Molecular hydrogen uptake by zigzag graphene nanoribbons doped with early 3d transition-metal atoms

We performed ab initio density-functional calculations to investigate the structural, electronic and magnetic properties of nanostructures comprising single-adatoms of Sc, Ti or V adsorbed on a hydrogen-passivated zigzag graphene nanoribbon (GNR). We also investigated the affinity of the resulting doped nanostructures for molecular hydrogen. In all cases, the most stable structures featured the adatom at positions near one of the edges of the GNR. However, whereas in the most stable structures of the systems Sc/GNR and V/GNR the adatom was located above a bay of the zigzag edge, Ti/GNR was found to be most stable when the adatom was at a first-row hole site. Adsorption at sites near one of the ribbon edges reduced drastically the average magnetic moment of the carbon atoms at that edge. On the other hand, the magnetic moments of the adatoms on the GNR, as the electronic character of the doped nanostructures, depended on the adsorption site and on the adatom species, but their absolute values were in all cases, except when Sc was at an edge bay site, greater than those of the corresponding free atoms.

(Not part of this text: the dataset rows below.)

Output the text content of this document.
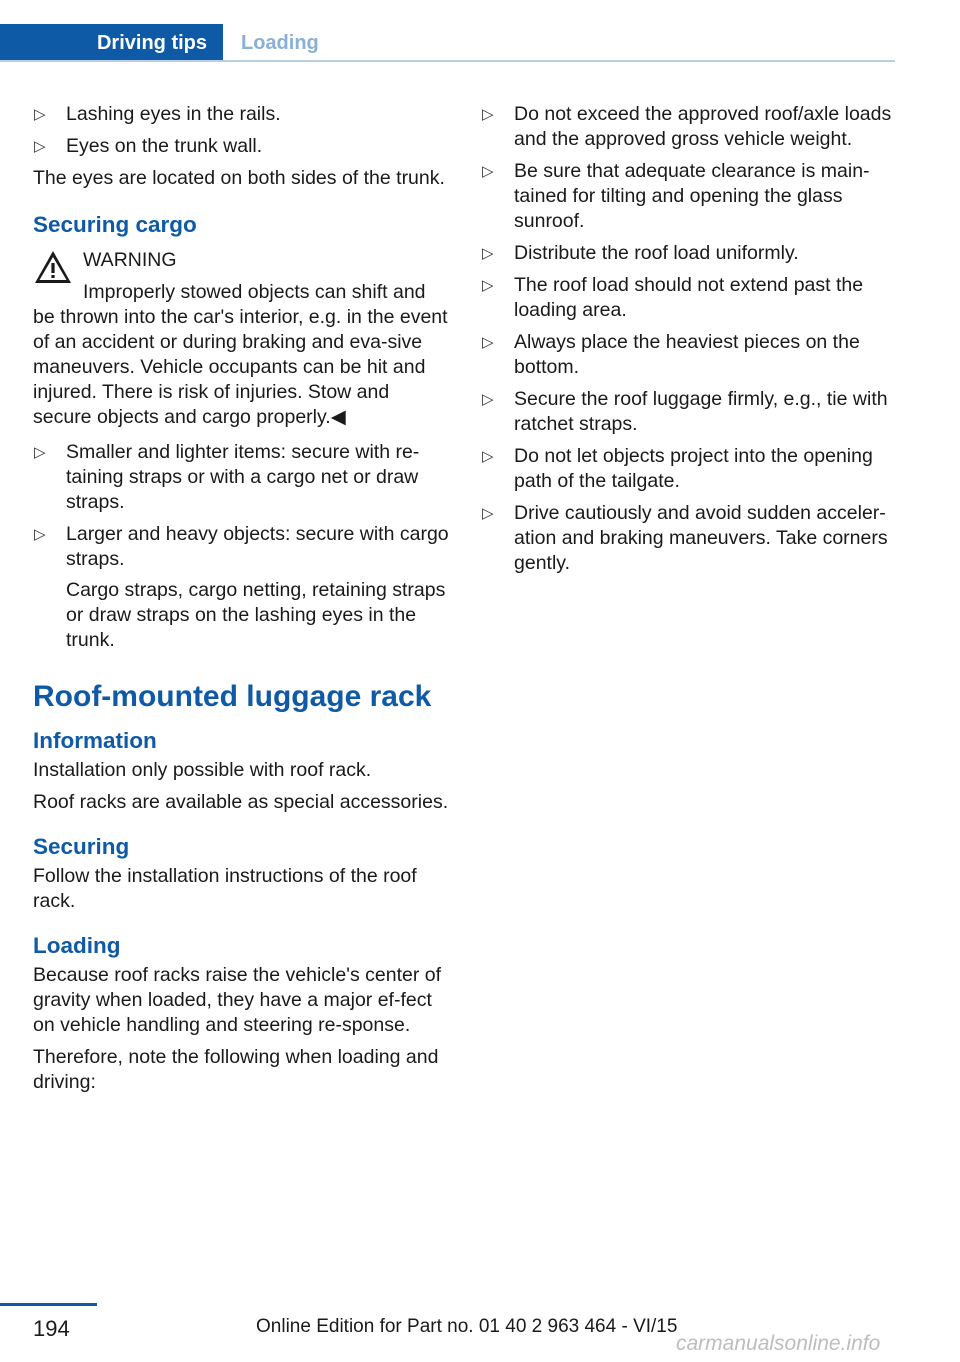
Driving tips	Loading
▷ Lashing eyes in the rails.
▷ Eyes on the trunk wall.

The eyes are located on both sides of the trunk.

Securing cargo
WARNING

Improperly stowed objects can shift and be thrown into the car's interior, e.g. in the event of an accident or during braking and eva-sive maneuvers. Vehicle occupants can be hit and injured. There is risk of injuries. Stow and secure objects and cargo properly.◀

▷ Smaller and lighter items: secure with re-taining straps or with a cargo net or draw straps.
▷ Larger and heavy objects: secure with cargo straps.

Cargo straps, cargo netting, retaining straps or draw straps on the lashing eyes in the trunk.

Roof-mounted luggage rack
Information

Installation only possible with roof rack.

Roof racks are available as special accessories.

Securing

Follow the installation instructions of the roof rack.

Loading

Because roof racks raise the vehicle's center of gravity when loaded, they have a major ef-fect on vehicle handling and steering re-sponse.

Therefore, note the following when loading and driving:

▷ Do not exceed the approved roof/axle loads and the approved gross vehicle weight.
▷ Be sure that adequate clearance is main-tained for tilting and opening the glass sunroof.
▷ Distribute the roof load uniformly.
▷ The roof load should not extend past the loading area.
▷ Always place the heaviest pieces on the bottom.
▷ Secure the roof luggage firmly, e.g., tie with ratchet straps.
▷ Do not let objects project into the opening path of the tailgate.
▷ Drive cautiously and avoid sudden acceler-ation and braking maneuvers. Take corners gently.
194	Online Edition for Part no. 01 40 2 963 464 - VI/15
carmanualsonline.info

Our results showed that, of the three systems investigated in this paper, Ti/GNR (except when Ti is adsorbed at an edge bay site) and V/GNR appear to satisfy the criterion specified by the U. S. Department of Energy for efficient H2 storage, as far as binding energy is concerned. We discussed in detail the differences between the adsorption of H2 on the system Ti/GNR and the adsorption of H2 on Ti-adsorbed carbon nanotubes, which have been proposed as a high-capacity hydrogen storage media.